Comment Madame Bachelot manipule les chiffres !

Partager

Comme par un heureux hasard, à la veille de la présentation de la loi « Bachelot » – très controversée et ne recueillant que peu de soutiens – devant le parlement, un rapport de l’IGAS est présenté ce matin de manière très curieuse. L’analyse des chiffres est étonnante et la charge est sonnée pour que soient montrés du doigt les médecins hospitaliers qui se battent actuellement pour défendre le service public. 

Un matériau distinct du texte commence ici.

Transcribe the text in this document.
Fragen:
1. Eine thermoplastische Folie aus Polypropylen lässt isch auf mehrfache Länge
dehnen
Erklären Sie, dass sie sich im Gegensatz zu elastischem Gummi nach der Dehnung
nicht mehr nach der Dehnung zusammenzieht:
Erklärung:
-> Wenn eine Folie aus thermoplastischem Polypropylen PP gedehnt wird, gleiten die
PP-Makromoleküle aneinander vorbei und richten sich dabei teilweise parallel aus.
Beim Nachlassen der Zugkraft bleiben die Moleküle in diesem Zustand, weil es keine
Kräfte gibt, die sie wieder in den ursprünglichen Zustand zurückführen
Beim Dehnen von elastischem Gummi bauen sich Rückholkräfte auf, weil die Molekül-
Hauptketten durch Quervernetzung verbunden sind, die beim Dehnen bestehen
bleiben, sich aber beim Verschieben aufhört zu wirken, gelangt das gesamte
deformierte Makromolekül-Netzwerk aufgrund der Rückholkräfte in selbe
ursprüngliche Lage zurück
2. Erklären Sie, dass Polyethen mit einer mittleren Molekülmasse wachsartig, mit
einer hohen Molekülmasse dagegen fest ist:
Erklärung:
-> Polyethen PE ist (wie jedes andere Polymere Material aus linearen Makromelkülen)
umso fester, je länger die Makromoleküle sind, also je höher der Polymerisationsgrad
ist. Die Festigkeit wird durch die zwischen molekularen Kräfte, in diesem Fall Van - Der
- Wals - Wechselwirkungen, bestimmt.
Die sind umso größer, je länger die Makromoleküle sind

Qu’en est-il réellement ? Ce que montre le rapport, c’est surtout l’énorme disparité des rémunérations entre l’hôpital et l’activité libérale. Prenons un exemple, les cardiologues : rémunération moyenne dans le public de

77 664€ contre 121 309 € dans le privé, soit un écart de 56% !

Par ailleurs, il ne faut pas tout mélanger. Les écarts dans le public sont essentiellement liés à l’activité privée exercée par seulement 15% des praticiens. Activité que Madame Bachelot a renforcée en modifiant en octobre 2008 le décret qui permet aux praticiens concernés de ne reverser que 15 à 25 % de redevance au lieu de 40% prévus.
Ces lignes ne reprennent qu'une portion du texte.